Throughout your time with us, we strive to make your appointment as enjoyable as possible. If you have any questions during your visit, please do not hesitate to ask. You can save time at your initial check-in process by filling out new patient paperwork at home and bringing it with you.
How much of my dental care will my insurance cover?
Dental insurance plans vary widely in their exclusions, deductibles, maximum benefits, co-pays, and fee schedules. Most benefits are determined as an agreement between the insurance company and the sponsor/employer. We’ve seen some insurance plans that only cover the least expensive treatment option, regardless of professional recommendations. We want to make clear that what your insurance will cover is not always all you need to maintain optimal oral health.
We ask that all new patients bring their current dental insurance information with them so we can have the information on file. If your insurance plan has changed, we ask that you please keep us updated. We use this information to advise you regarding your financial options and treatment plan, and to submit your claims for you.

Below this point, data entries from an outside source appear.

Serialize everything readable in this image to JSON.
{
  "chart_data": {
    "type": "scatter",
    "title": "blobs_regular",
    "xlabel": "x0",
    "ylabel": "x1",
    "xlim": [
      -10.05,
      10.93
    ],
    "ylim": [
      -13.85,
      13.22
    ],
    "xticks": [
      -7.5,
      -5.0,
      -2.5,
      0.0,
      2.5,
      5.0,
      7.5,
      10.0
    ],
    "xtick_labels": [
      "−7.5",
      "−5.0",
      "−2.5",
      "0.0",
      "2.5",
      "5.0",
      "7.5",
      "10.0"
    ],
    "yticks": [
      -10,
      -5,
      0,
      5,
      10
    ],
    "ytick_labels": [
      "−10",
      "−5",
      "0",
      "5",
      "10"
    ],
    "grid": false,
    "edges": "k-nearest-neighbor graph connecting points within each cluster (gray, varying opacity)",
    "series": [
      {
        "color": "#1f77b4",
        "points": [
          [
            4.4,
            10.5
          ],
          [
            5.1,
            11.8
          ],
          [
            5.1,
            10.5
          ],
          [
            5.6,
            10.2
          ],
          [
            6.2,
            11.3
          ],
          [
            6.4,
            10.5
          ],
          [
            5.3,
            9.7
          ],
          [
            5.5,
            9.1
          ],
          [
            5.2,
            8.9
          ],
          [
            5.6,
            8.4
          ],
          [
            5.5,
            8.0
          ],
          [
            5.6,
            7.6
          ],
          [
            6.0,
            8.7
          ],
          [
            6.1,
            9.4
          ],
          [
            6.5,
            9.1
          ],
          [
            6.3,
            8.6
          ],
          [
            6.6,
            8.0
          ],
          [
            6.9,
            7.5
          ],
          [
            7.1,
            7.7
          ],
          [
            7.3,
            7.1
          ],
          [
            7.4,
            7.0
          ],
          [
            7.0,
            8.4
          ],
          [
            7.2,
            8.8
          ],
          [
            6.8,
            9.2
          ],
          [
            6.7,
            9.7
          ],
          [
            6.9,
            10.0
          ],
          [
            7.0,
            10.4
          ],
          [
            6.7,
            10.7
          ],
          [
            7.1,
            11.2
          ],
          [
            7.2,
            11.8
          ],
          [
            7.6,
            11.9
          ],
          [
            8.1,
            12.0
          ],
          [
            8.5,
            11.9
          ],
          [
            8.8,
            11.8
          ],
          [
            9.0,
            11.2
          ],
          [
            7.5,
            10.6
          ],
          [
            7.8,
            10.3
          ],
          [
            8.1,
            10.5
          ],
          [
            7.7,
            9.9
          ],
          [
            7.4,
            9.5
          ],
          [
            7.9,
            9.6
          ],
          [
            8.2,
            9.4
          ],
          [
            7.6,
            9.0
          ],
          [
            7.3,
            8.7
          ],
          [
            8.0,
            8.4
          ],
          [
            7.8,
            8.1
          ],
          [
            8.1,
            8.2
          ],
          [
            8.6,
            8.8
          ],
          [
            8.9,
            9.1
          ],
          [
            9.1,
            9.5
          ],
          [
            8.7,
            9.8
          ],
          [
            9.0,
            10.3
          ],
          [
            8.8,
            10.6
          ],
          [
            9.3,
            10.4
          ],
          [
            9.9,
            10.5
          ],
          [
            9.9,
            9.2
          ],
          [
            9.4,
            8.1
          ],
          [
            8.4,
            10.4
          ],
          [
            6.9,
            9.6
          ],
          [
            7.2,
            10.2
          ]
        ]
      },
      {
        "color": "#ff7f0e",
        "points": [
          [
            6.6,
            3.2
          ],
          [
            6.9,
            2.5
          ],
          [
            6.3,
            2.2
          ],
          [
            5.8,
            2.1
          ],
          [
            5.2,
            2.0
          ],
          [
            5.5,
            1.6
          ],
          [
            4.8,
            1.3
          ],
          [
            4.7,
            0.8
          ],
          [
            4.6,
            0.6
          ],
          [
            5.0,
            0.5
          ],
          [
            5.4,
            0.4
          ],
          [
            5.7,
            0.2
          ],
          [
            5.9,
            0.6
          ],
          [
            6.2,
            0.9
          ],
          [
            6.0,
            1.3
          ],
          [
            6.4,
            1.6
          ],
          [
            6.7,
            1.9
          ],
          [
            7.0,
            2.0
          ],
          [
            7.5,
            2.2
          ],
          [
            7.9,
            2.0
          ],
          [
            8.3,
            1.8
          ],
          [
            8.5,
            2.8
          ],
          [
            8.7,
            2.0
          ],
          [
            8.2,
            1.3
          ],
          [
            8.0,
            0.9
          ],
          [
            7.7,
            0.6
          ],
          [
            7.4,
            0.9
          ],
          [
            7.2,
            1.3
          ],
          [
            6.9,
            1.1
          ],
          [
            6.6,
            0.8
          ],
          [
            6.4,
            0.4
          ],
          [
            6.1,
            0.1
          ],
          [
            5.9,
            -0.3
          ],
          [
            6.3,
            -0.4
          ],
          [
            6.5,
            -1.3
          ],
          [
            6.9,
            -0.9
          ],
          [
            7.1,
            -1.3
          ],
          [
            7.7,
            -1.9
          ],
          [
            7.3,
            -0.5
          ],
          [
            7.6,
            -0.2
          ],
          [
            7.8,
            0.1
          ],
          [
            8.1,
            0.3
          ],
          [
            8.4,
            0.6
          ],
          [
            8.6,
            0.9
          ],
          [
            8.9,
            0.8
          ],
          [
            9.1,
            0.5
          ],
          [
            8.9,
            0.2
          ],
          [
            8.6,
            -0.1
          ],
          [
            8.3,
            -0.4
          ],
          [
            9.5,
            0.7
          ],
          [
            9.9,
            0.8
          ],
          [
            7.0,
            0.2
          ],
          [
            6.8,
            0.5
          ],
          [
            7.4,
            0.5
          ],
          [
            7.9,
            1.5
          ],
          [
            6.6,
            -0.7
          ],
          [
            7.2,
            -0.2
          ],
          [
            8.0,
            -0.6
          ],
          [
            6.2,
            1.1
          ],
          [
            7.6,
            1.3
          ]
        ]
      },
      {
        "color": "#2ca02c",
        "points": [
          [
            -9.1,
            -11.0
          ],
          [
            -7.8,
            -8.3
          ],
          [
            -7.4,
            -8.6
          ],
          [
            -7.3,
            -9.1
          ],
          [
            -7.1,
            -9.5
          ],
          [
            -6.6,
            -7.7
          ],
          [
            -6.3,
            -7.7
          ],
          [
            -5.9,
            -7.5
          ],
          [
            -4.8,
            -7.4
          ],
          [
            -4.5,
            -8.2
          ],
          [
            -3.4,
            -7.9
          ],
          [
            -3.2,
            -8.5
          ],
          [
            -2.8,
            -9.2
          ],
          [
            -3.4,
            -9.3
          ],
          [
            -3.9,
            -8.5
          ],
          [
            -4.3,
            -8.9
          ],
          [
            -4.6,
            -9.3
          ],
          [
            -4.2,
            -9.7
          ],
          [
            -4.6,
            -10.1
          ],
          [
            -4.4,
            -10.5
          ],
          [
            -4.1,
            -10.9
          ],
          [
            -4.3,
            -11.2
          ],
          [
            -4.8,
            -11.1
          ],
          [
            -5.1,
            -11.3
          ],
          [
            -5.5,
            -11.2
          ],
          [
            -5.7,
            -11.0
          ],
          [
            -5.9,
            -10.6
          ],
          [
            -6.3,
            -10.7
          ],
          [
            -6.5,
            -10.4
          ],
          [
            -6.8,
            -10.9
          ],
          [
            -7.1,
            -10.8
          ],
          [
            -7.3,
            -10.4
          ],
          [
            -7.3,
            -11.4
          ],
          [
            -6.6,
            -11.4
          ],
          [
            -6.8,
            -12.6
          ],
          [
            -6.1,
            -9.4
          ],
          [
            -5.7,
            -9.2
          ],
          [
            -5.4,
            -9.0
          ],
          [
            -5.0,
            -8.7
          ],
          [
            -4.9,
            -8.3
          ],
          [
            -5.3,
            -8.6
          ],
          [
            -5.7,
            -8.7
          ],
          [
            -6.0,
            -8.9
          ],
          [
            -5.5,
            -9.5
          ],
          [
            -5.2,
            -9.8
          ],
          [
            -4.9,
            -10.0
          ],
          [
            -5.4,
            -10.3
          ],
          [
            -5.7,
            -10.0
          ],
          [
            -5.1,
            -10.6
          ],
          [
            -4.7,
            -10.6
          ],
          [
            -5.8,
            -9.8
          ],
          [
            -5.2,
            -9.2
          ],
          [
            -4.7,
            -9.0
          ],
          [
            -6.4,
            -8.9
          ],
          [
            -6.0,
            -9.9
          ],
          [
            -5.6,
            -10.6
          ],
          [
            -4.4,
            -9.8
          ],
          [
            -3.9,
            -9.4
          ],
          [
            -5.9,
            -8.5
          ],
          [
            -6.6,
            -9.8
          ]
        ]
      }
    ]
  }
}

Once we have received benefits information from your insurance company, we will be able to give you an estimate of costs regarding what is covered and how much you will have to pay out-of-pocket. If you have any questions about whether your dental insurance is covered, you can visit our Financial page or contact our office.
Why do I need to visit the dentist twice a year?
It’s important to see the dentist every six months so we can detect and diagnose problems while they are still small. If you haven’t been to the dentist in a while, there is a chance that problems have developed and caused serious damage that requires subsequently more serious (and expensive) procedures to correct. For example, the chance of beating oral cancer increases the earlier you catch it, and damage from gum disease can be reversed if we treat it in its earliest stages. We would much rather keep up your oral health and prevent issues than react to them once they’ve progressed.
Additionally, over time, plaque can build up on your tooth and sometimes become calculus or tartar. During routine cleanings, we remove this substance so that it doesn’t stay on your teeth and lead to tooth decay or damage.
It’s still crucial that you take proper care of your teeth and gums at home, even if you come to the dentist twice a year. Don’t forget to brush and floss at least twice a day!
Are dental X-rays safe?
The amount of radiation in X-rays used in dentistry is extremely small. Our office also uses digital X-rays, which have significantly less radiation that traditional X-rays. Whenever you are getting X-rays taken at our office, we make sure to take all the necessary precautions to ensure your safety and comfort.